Jay Monahan: PGA Tour’s deal deadline with PIF ‘a firm target’

PGA Tour commissioner Jay Monahan said the Dec. 31 deadline outlined in the framework agreement with the Public Investment Fund remains “a firm target” and that he plans to meet with PIF governor Yasir Al-Rumayyan next week.

Speaking at The New York Times DealBook Summit in New York City on Wednesday, Monahan acknowledged the tour is in discussions with multiple parties about potential investment in a new for-profit entity but that negotiations with PIF and the DP World Tour are ongoing.

“We’re having conversations with multiple parties,” Monahan said, per multiple reports. “The deadline for our conversations with PIF, as you know, is a firm target.

“I’ll be with Yasir next week, and we continue to advance our conversations. And I think it’s pretty well known that there’s a large number of other interested parties that we’re also pushing to think about.”

Monahan’s comments came amid speculation that the deadline for the agreement to be finalized may be extended. The tour has also been in discussions with other interested parties, most notably the Fenway Sports Group. Investment firm KKR & Co. is another group reported to have had discussions with the tour.

Monahan said that a potential agreement with PIF may include at least one additional co-investor.

“When this gets finalized, the PGA Tour is going to be in a position that I talked about earlier, where again, the athletes are owners in their sport, and you’ve got not only the PIF, but you’ve likely got another co-investor, with significant experience in business, in sport and brand that’s going to help take the PGA Tour to another level and help us take share from other sports and even be more competitive,” he said, per reports.

“What’s most important to our players is that they go from the model of being independent contractors to being owners.”

The framework agreement came as a surprise announcement on June 6, with Monahan and Al-Rumayyan appearing together on CBNC. The agreement was negotiated among a small group of people and rankled much of the PGA Tour’s membership.

Eight days later, Monahan would begin a month-long medical leave due to anxiety and mental health concerns.

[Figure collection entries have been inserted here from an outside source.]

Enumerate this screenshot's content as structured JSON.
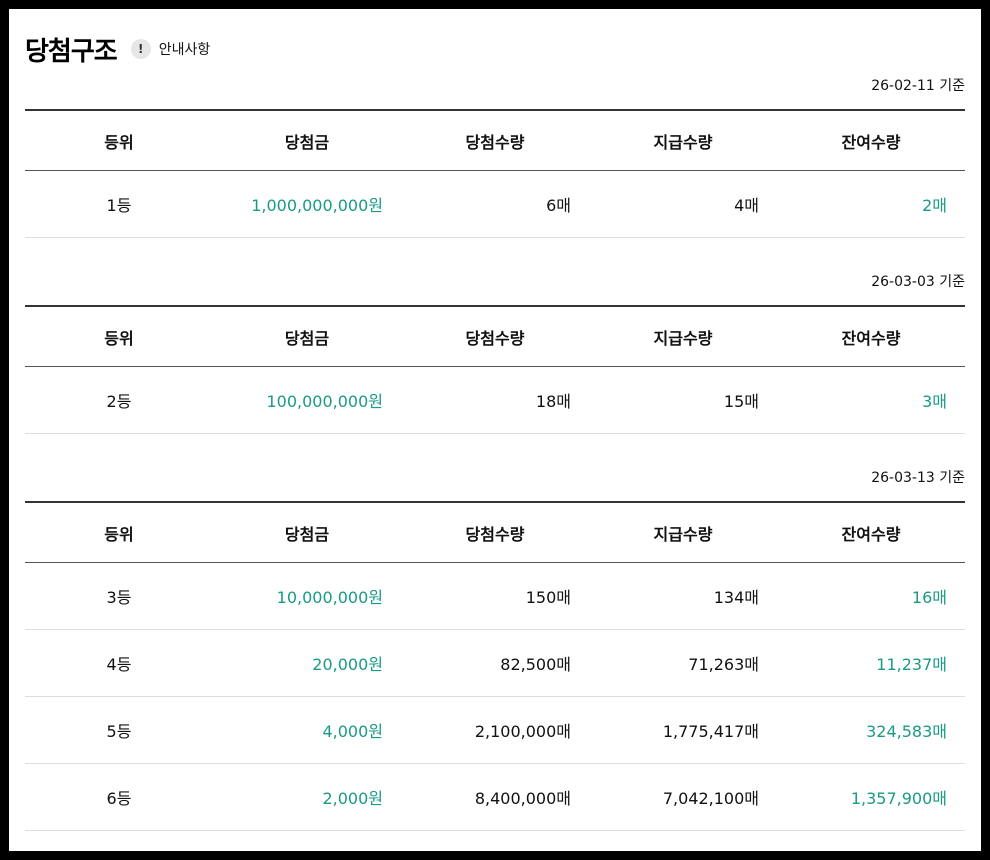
{
  "header": {
    "title": "당첨구조",
    "notice_icon_symbol": "!",
    "notice_label": "안내사항"
  },
  "columns": [
    "등위",
    "당첨금",
    "당첨수량",
    "지급수량",
    "잔여수량"
  ],
  "colors": {
    "highlight": "#1a9a85"
  },
  "sections": [
    {
      "as_of": "26-02-11 기준",
      "rows": [
        {
          "rank": "1등",
          "prize": "1,000,000,000원",
          "winners": "6매",
          "paid": "4매",
          "remaining": "2매"
        }
      ]
    },
    {
      "as_of": "26-03-03 기준",
      "rows": [
        {
          "rank": "2등",
          "prize": "100,000,000원",
          "winners": "18매",
          "paid": "15매",
          "remaining": "3매"
        }
      ]
    },
    {
      "as_of": "26-03-13 기준",
      "rows": [
        {
          "rank": "3등",
          "prize": "10,000,000원",
          "winners": "150매",
          "paid": "134매",
          "remaining": "16매"
        },
        {
          "rank": "4등",
          "prize": "20,000원",
          "winners": "82,500매",
          "paid": "71,263매",
          "remaining": "11,237매"
        },
        {
          "rank": "5등",
          "prize": "4,000원",
          "winners": "2,100,000매",
          "paid": "1,775,417매",
          "remaining": "324,583매"
        },
        {
          "rank": "6등",
          "prize": "2,000원",
          "winners": "8,400,000매",
          "paid": "7,042,100매",
          "remaining": "1,357,900매"
        }
      ]
    }
  ]
}
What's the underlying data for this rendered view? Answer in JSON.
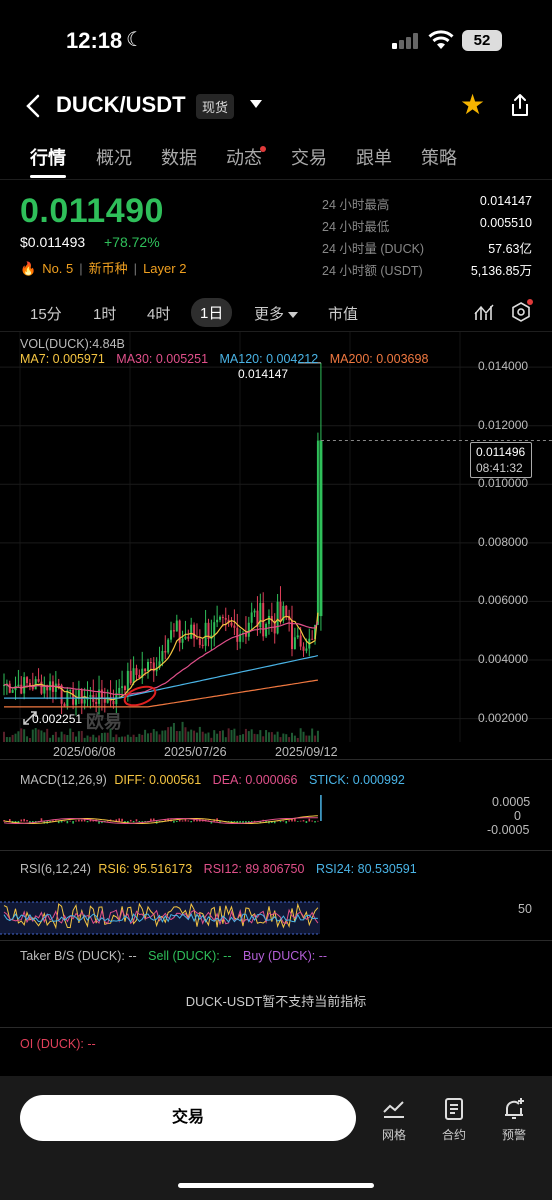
{
  "status_bar": {
    "time": "12:18",
    "battery": "52"
  },
  "header": {
    "pair": "DUCK/USDT",
    "market_badge": "现货"
  },
  "tabs": [
    "行情",
    "概况",
    "数据",
    "动态",
    "交易",
    "跟单",
    "策略"
  ],
  "ticker": {
    "last_price": "0.011490",
    "usd_price": "$0.011493",
    "change_pct": "+78.72%",
    "rank": "No. 5",
    "tag_new": "新币种",
    "tag_layer": "Layer 2",
    "stats": [
      {
        "label": "24 小时最高",
        "value": "0.014147"
      },
      {
        "label": "24 小时最低",
        "value": "0.005510"
      },
      {
        "label": "24 小时量 (DUCK)",
        "value": "57.63亿"
      },
      {
        "label": "24 小时额 (USDT)",
        "value": "5,136.85万"
      }
    ]
  },
  "intervals": {
    "items": [
      "15分",
      "1时",
      "4时",
      "1日",
      "更多",
      "市值"
    ],
    "active": "1日"
  },
  "chart_data": {
    "type": "line",
    "vol_label": "VOL(DUCK):4.84B",
    "ma": [
      {
        "label": "MA7: 0.005971",
        "color": "#f5c542"
      },
      {
        "label": "MA30: 0.005251",
        "color": "#e0508a"
      },
      {
        "label": "MA120: 0.004212",
        "color": "#4ab4e6"
      },
      {
        "label": "MA200: 0.003698",
        "color": "#f07840"
      }
    ],
    "y_ticks": [
      "0.014000",
      "0.012000",
      "0.010000",
      "0.008000",
      "0.006000",
      "0.004000",
      "0.002000"
    ],
    "y_values": [
      0.014,
      0.012,
      0.01,
      0.008,
      0.006,
      0.004,
      0.002
    ],
    "ylim": [
      0.0012,
      0.0152
    ],
    "x_ticks": [
      "2025/06/08",
      "2025/07/26",
      "2025/09/12"
    ],
    "high_label": "0.014147",
    "low_label": "0.002251",
    "current_price": "0.011496",
    "countdown": "08:41:32",
    "watermark": "欧易",
    "macd": {
      "label": "MACD(12,26,9)",
      "diff": "DIFF: 0.000561",
      "dea": "DEA: 0.000066",
      "stick": "STICK: 0.000992",
      "ticks": [
        "0.0005",
        "0",
        "-0.0005"
      ]
    },
    "rsi": {
      "label": "RSI(6,12,24)",
      "rsi6": "RSI6: 95.516173",
      "rsi12": "RSI12: 89.806750",
      "rsi24": "RSI24: 80.530591",
      "tick": "50"
    }
  },
  "colors": {
    "up": "#2fbf5a",
    "down": "#e0405a",
    "accent": "#f5b400"
  },
  "taker": {
    "title": "Taker B/S (DUCK): --",
    "sell": "Sell (DUCK): --",
    "buy": "Buy (DUCK): --",
    "message": "DUCK-USDT暂不支持当前指标"
  },
  "oi": {
    "label": "OI (DUCK): --"
  },
  "bottom_bar": {
    "trade_label": "交易",
    "nav": [
      {
        "icon": "grid-chart-icon",
        "label": "网格"
      },
      {
        "icon": "contract-icon",
        "label": "合约"
      },
      {
        "icon": "alert-bell-icon",
        "label": "预警"
      }
    ]
  }
}
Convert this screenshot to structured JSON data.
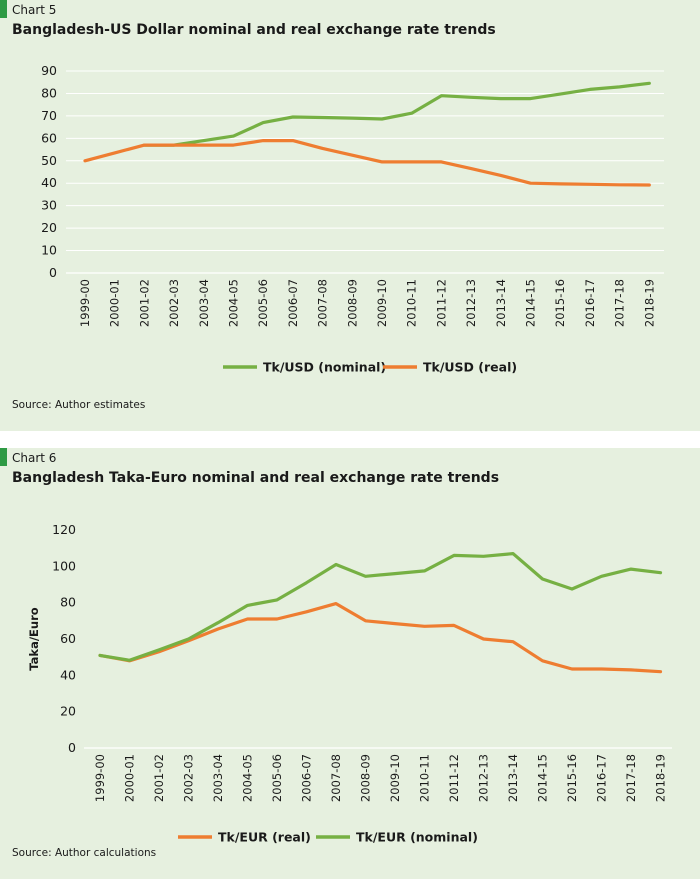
{
  "colors": {
    "background": "#e6f0df",
    "accent": "#2e9a44",
    "nominal": "#76b043",
    "real": "#ee7d31"
  },
  "chart5": {
    "label": "Chart 5",
    "title": "Bangladesh-US Dollar nominal and real exchange rate trends",
    "source": "Source: Author estimates"
  },
  "chart6": {
    "label": "Chart 6",
    "title": "Bangladesh Taka-Euro nominal and real exchange rate trends",
    "source": "Source: Author calculations"
  },
  "chart_data": [
    {
      "type": "line",
      "title": "Bangladesh-US Dollar nominal and real exchange rate trends",
      "xlabel": "",
      "ylabel": "",
      "categories": [
        "1999-00",
        "2000-01",
        "2001-02",
        "2002-03",
        "2003-04",
        "2004-05",
        "2005-06",
        "2006-07",
        "2007-08",
        "2008-09",
        "2009-10",
        "2010-11",
        "2011-12",
        "2012-13",
        "2013-14",
        "2014-15",
        "2015-16",
        "2016-17",
        "2017-18",
        "2018-19"
      ],
      "yticks": [
        0,
        10,
        20,
        30,
        40,
        50,
        60,
        70,
        80,
        90
      ],
      "ylim": [
        0,
        90
      ],
      "grid": true,
      "legend": "bottom",
      "series": [
        {
          "name": "Tk/USD (nominal)",
          "color": "#76b043",
          "values": [
            null,
            null,
            57,
            57,
            59,
            61,
            67,
            69.5,
            69.3,
            69,
            68.6,
            71.2,
            79,
            78.3,
            77.7,
            77.7,
            79.7,
            81.8,
            82.9,
            84.5
          ]
        },
        {
          "name": "Tk/USD (real)",
          "color": "#ee7d31",
          "values": [
            50,
            53.5,
            57,
            57,
            57,
            57,
            59,
            59,
            55.5,
            52.5,
            49.5,
            49.5,
            49.5,
            46.5,
            43.5,
            40,
            39.7,
            39.5,
            39.3,
            39.2
          ]
        }
      ]
    },
    {
      "type": "line",
      "title": "Bangladesh Taka-Euro nominal and real exchange rate trends",
      "xlabel": "",
      "ylabel": "Taka/Euro",
      "categories": [
        "1999-00",
        "2000-01",
        "2001-02",
        "2002-03",
        "2003-04",
        "2004-05",
        "2005-06",
        "2006-07",
        "2007-08",
        "2008-09",
        "2009-10",
        "2010-11",
        "2011-12",
        "2012-13",
        "2013-14",
        "2014-15",
        "2015-16",
        "2016-17",
        "2017-18",
        "2018-19"
      ],
      "yticks": [
        0,
        20,
        40,
        60,
        80,
        100,
        120
      ],
      "ylim": [
        0,
        120
      ],
      "grid": false,
      "legend": "bottom",
      "series": [
        {
          "name": "Tk/EUR (real)",
          "color": "#ee7d31",
          "values": [
            51,
            48,
            53,
            59,
            65.5,
            71,
            71,
            75,
            79.5,
            70,
            68.5,
            67,
            67.5,
            60,
            58.5,
            48,
            43.5,
            43.5,
            43,
            42
          ]
        },
        {
          "name": "Tk/EUR (nominal)",
          "color": "#76b043",
          "values": [
            51,
            48.3,
            54,
            60,
            69,
            78.5,
            81.5,
            91,
            101,
            94.5,
            96,
            97.5,
            106,
            105.5,
            107,
            93,
            87.5,
            94.5,
            98.5,
            96.5
          ]
        }
      ]
    }
  ]
}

He returned to his post on July 17.

“I think what’s happening to me in my head around that timeframe was not too dissimilar to what was happening to me in my head in the months prior to it,” Monahan said Wednesday. “This had been an extended conflict. It had affected me, my mental and my physical health.”

Tiger Woods, who had no knowledge of the framework agreement at the time of the announcement, has since joined the tour’s Policy Board as a player director. Meanwhile, Rory McIlroy left the board and was recently replaced by Jordan Spieth.

“(Monahan) understands what happened prior to that can’t happen again and won’t happen again, not with the players that are involved and not with the player directors having the role that we have,” Woods said on Tuesday.

“We’re not going to have what transpired in a few months without our involvement again.”